La reciente difusión de un video manipulado/generado mediante inteligencia artificial, en el que el gobernador de Córdoba, Martín Llaryora, aparece parodiado sin su consentimiento —y cuya autoría se atribuyó el diputado nacional Rodrigo de Loredo— revela una amenaza que trasciende lo partidario: el uso de deepfakes como instrumentos de violencia simbólica, desinformación y erosión democrática.
¿Hasta dónde puede ampararse la falsificación digital en la libertad de expresión? ¿Cuándo la sátira deja de ser legítima para convertirse en agresión?
Los deepfakes (manipulación de la realidad con apariencia de verdad) son videos generados por inteligencia artificial —mediante redes neuronales generativas— capaces de simular gestos, voces y rostros con realismo extremo. Aunque surgieron como curiosidad técnica, su evolución los convirtió en herramientas de manipulación con alto impacto social.
Según el Observatorio de Deepfakes del ISMS Forum, esta tecnología ha sido utilizada para estafas financieras, campañas electorales falsas y pornografía no consentida. Ignas Kalpokas y Julija Kalpokienė advierten que este fenómeno promueve una “anarquía epistémica”: una realidad donde lo falso y lo verdadero se vuelven indistinguibles, lo que debilita los pilares informativos de la democracia.
Libertad de expresión, pero no de engaño
La libertad de expresión es esencial en toda sociedad democrática, pero no es absoluta. La Corte Interamericana de Derechos Humanos ha afirmado que puede ser limitada cuando colisiona con el ejercicio de otros derechos fundamentales: el honor, la imagen, la privacidad y la integridad moral.
Como advierte Davey Gibian en Hacking artificial intelligence, la manipulación algorítmica de la percepción social representa un riesgo no sólo informativo, sino estructural para la convivencia. No se trata de censurar el humor político, sino de establecer límites ante contenidos que se presentan como reales sin serlo, lo que induce al error y provoca perjuicios.
El video en cuestión no fue una sátira identificable, sino una falsificación digital con apariencia de autenticidad. No es crítica política: es suplantación de identidad con fines de descrédito.
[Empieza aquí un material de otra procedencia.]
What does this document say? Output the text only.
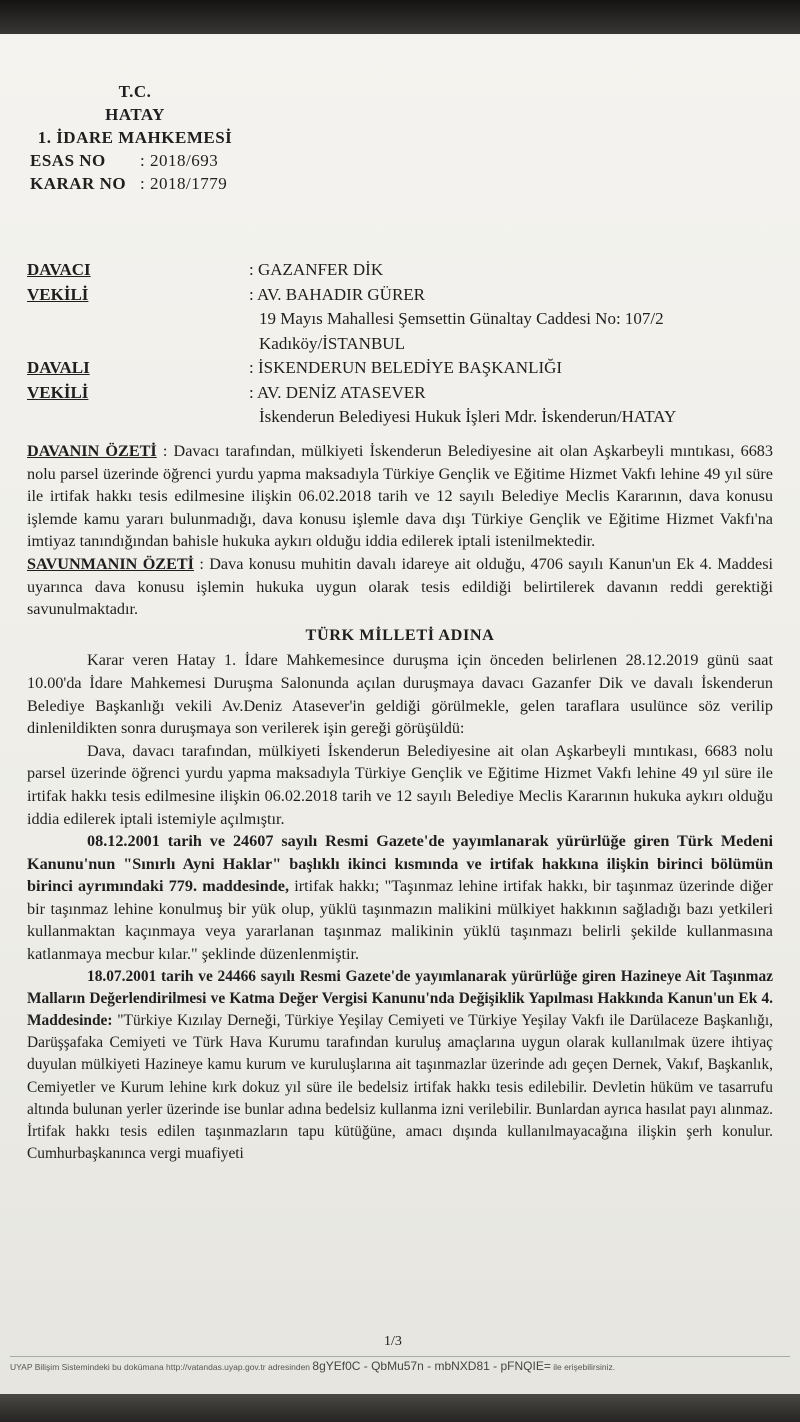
T.C.
HATAY
1. İDARE MAHKEMESİ
ESAS NO	: 2018/693
KARAR NO : 2018/1779
DAVACI	: GAZANFER DİK
VEKİLİ	: AV. BAHADIR GÜRER
19 Mayıs Mahallesi Şemsettin Günaltay Caddesi No: 107/2
Kadıköy/İSTANBUL
DAVALI	: İSKENDERUN BELEDİYE BAŞKANLIĞI
VEKİLİ	: AV. DENİZ ATASEVER
İskenderun Belediyesi Hukuk İşleri Mdr. İskenderun/HATAY

DAVANIN ÖZETİ : Davacı tarafından, mülkiyeti İskenderun Belediyesine ait olan Aşkarbeyli mıntıkası, 6683 nolu parsel üzerinde öğrenci yurdu yapma maksadıyla Türkiye Gençlik ve Eğitime Hizmet Vakfı lehine 49 yıl süre ile irtifak hakkı tesis edilmesine ilişkin 06.02.2018 tarih ve 12 sayılı Belediye Meclis Kararının, dava konusu işlemde kamu yararı bulunmadığı, dava konusu işlemle dava dışı Türkiye Gençlik ve Eğitime Hizmet Vakfı'na imtiyaz tanındığından bahisle hukuka aykırı olduğu iddia edilerek iptali istenilmektedir.

SAVUNMANIN ÖZETİ : Dava konusu muhitin davalı idareye ait olduğu, 4706 sayılı Kanun'un Ek 4. Maddesi uyarınca dava konusu işlemin hukuka uygun olarak tesis edildiği belirtilerek davanın reddi gerektiği savunulmaktadır.

TÜRK MİLLETİ ADINA

Karar veren Hatay 1. İdare Mahkemesince duruşma için önceden belirlenen 28.12.2019 günü saat 10.00'da İdare Mahkemesi Duruşma Salonunda açılan duruşmaya davacı Gazanfer Dik ve davalı İskenderun Belediye Başkanlığı vekili Av.Deniz Atasever'in geldiği görülmekle, gelen taraflara usulünce söz verilip dinlenildikten sonra duruşmaya son verilerek işin gereği görüşüldü:

Dava, davacı tarafından, mülkiyeti İskenderun Belediyesine ait olan Aşkarbeyli mıntıkası, 6683 nolu parsel üzerinde öğrenci yurdu yapma maksadıyla Türkiye Gençlik ve Eğitime Hizmet Vakfı lehine 49 yıl süre ile irtifak hakkı tesis edilmesine ilişkin 06.02.2018 tarih ve 12 sayılı Belediye Meclis Kararının hukuka aykırı olduğu iddia edilerek iptali istemiyle açılmıştır.

08.12.2001 tarih ve 24607 sayılı Resmi Gazete'de yayımlanarak yürürlüğe giren Türk Medeni Kanunu'nun "Sınırlı Ayni Haklar" başlıklı ikinci kısmında ve irtifak hakkına ilişkin birinci bölümün birinci ayrımındaki 779. maddesinde, irtifak hakkı; "Taşınmaz lehine irtifak hakkı, bir taşınmaz üzerinde diğer bir taşınmaz lehine konulmuş bir yük olup, yüklü taşınmazın malikini mülkiyet hakkının sağladığı bazı yetkileri kullanmaktan kaçınmaya veya yararlanan taşınmaz malikinin yüklü taşınmazı belirli şekilde kullanmasına katlanmaya mecbur kılar." şeklinde düzenlenmiştir.

18.07.2001 tarih ve 24466 sayılı Resmi Gazete'de yayımlanarak yürürlüğe giren Hazineye Ait Taşınmaz Malların Değerlendirilmesi ve Katma Değer Vergisi Kanunu'nda Değişiklik Yapılması Hakkında Kanun'un Ek 4. Maddesinde: "Türkiye Kızılay Derneği, Türkiye Yeşilay Cemiyeti ve Türkiye Yeşilay Vakfı ile Darülaceze Başkanlığı, Darüşşafaka Cemiyeti ve Türk Hava Kurumu tarafından kuruluş amaçlarına uygun olarak kullanılmak üzere ihtiyaç duyulan mülkiyeti Hazineye kamu kurum ve kuruluşlarına ait taşınmazlar üzerinde adı geçen Dernek, Vakıf, Başkanlık, Cemiyetler ve Kurum lehine kırk dokuz yıl süre ile bedelsiz irtifak hakkı tesis edilebilir. Devletin hüküm ve tasarrufu altında bulunan yerler üzerinde ise bunlar adına bedelsiz kullanma izni verilebilir. Bunlardan ayrıca hasılat payı alınmaz. İrtifak hakkı tesis edilen taşınmazların tapu kütüğüne, amacı dışında kullanılmayacağına ilişkin şerh konulur. Cumhurbaşkanınca vergi muafiyeti

1/3
UYAP Bilişim Sistemindeki bu dokümana http://vatandas.uyap.gov.tr adresinden 8gYEf0C - QbMu57n - mbNXD81 - pFNQIE= ile erişebilirsiniz.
En términos jurídicos, configura un abuso del derecho. El artículo 10 del Código Civil y Comercial argentino es claro: “La ley no ampara el ejercicio abusivo de los derechos”, especialmente cuando se contradicen la buena fe, la moral o las buenas costumbres.
Modelos comparados
La comunidad internacional ya empezó a actuar frente a esta amenaza.
Unión Europea: en marzo de 2024, el Reglamento de Inteligencia Artificial (AI Act) estableció que todos los contenidos generados por IA, incluidos los deepfakes, deben ser identificados como tales, salvo contadas excepciones. También impone a las plataformas la obligación de detectar y frenar contenidos manipulados que puedan causar daños o alterar procesos electorales.
Estados Unidos: algunos jurisdicciones estaduales adoptaron normas específicas. California y Texas prohíben el uso de deepfakes engañosos en campañas electorales. Nueva York penaliza la difusión de contenidos sexuales falsificados y avanza en la protección de la identidad digital.
China: en un enfoque más restrictivo, desde 2023 exige que todo contenido generado con IA esté claramente marcado como “contenido sintético” y no pueda alterar hechos ni difundir falsedades. La difusión requiere autorización estatal. Aunque su modelo plantea tensiones con la libertad de expresión, reconoce el riesgo estructural que implican los deepfakes.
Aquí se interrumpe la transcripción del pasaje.